La sécheresse réduit jusqu’à 70 % les rendements du maïs en Normandie
Les agriculteurs normands ont commencé à ensiler le maïs environ un mois plus tôt sous l’effet de la chaleur et d’une sécheresse prolongée. Les pertes de rendement atteignent 70 % dans certaines parcelles, menaçant les stocks de fourrage, la production laitière et le maintien des troupeaux cet hiver.
L’ensilage commence un mois plus tôt
La récolte du maïs a commencé exceptionnellement tôt en Normandie. La chaleur et la sécheresse estivales ont accéléré la maturité tout en empêchant les plantes d’atteindre leur taille normale. France 3 Régions rapporte que les agriculteurs ensilent dès le mois d’août, environ un mois avant la période habituelle, avec des pertes de rendement pouvant atteindre 70 % dans certaines parcelles.
À Saint-Denis-de-Méré, dans le Calvados, l’éleveur laitier Max Vié a sorti son ensileuse à partir du 14 août. La récolte intervient habituellement autour du 20 septembre. Il affirme n’avoir jamais vu un ensilage commencer à la mi-août. La hauteur des plantes illustre aussi les dégâts : un maïs sain peut atteindre 3 mètres, tandis que les plants épargnés dans les champs touchés ne dépassaient pas 1,20 mètre.
Selon les agriculteurs, le développement des cultures s’est presque arrêté après le fort épisode de chaleur commencé fin mai. La Normandie n’a plus reçu de pluie à partir de juin, au moment où les besoins des plantes en eau et en minéraux devenaient déterminants. D’après France 3 Régions, les températures ont dépassé 41 °C lors de certaines journées de juin, alors que la photosynthèse du maïs est pénalisée au-delà de 38 °C. De nombreux épis ont grillé et ceux qui subsistent sont petits et peu nutritifs.

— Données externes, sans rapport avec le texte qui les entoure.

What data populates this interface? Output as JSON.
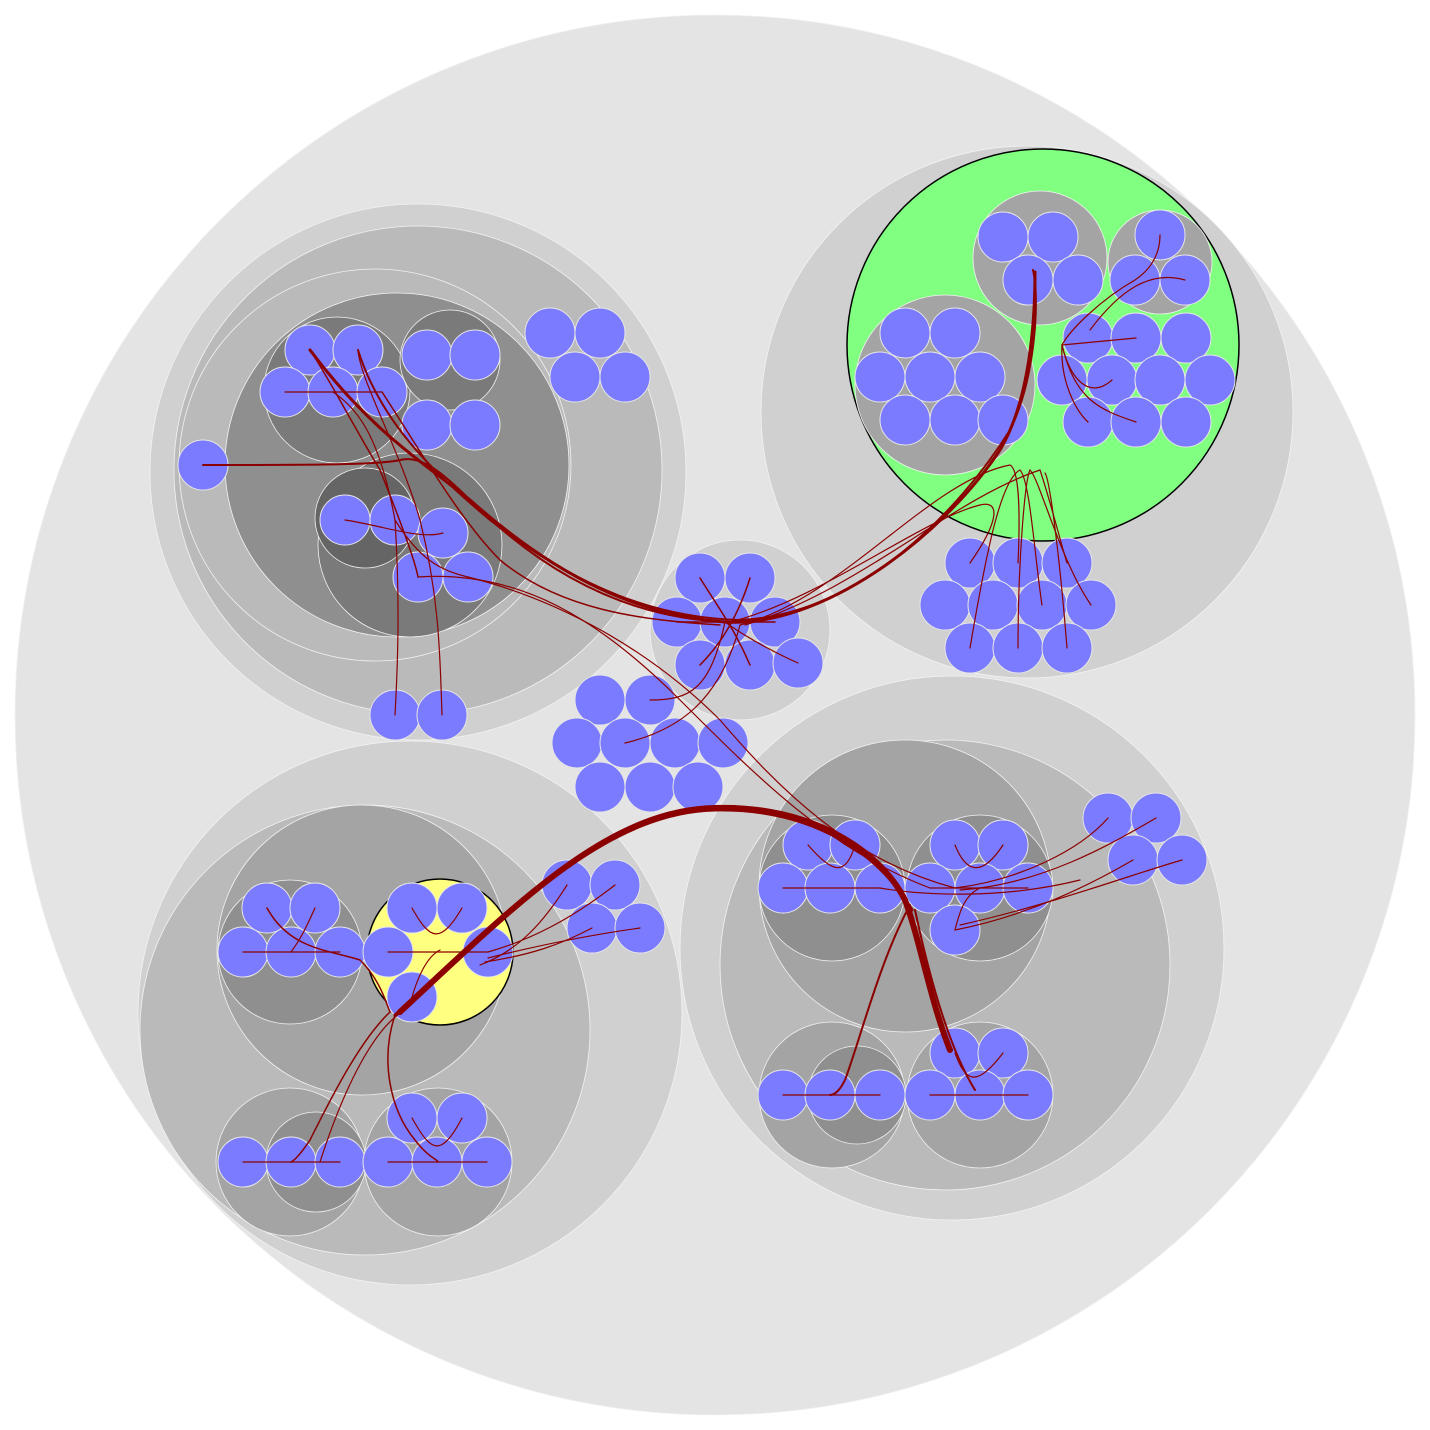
{
  "diagram": {
    "type": "hierarchical-edge-bundling-circle-packing",
    "colors": {
      "page_background": "#ffffff",
      "root_circle": "#e4e4e4",
      "level_1": "#d0d0d0",
      "level_2": "#bababa",
      "level_3": "#a4a4a4",
      "level_4": "#8f8f8f",
      "level_5": "#7a7a7a",
      "level_6": "#656565",
      "leaf_node": "#7b7bff",
      "highlight_green": "#80ff80",
      "highlight_yellow": "#ffff80",
      "highlight_outline": "#000000",
      "edge": "#8b0000"
    },
    "highlighted_groups": [
      "green-cluster",
      "yellow-cluster"
    ],
    "labels": []
  }
}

Le manque de fourrage menace la production laitière
La perte de biomasse ne constitue qu’une partie du problème. Le maïs insuffisamment développé contient moins d’amidon, une source d’énergie essentielle pour l’état corporel des bovins et le maintien de la production laitière. L’ensilage récolté en été nourrit normalement les vaches pendant l’hiver : les exploitations perdent donc à la fois en volume et en qualité.
Les agriculteurs interrogés par France 3 Régions s’attendent à une situation critique en janvier ou février, lorsque certaines fermes pourraient épuiser leurs stocks. L’achat d’aliments complémentaires reste possible, mais la forte demande dans toute la France et la très faible disponibilité du fourrage risquent de faire monter les prix. Même un maïs de qualité moyenne ou médiocre pourrait devenir cher si des vendeurs conservent leurs stocks dans l’attente d’une pénurie accrue.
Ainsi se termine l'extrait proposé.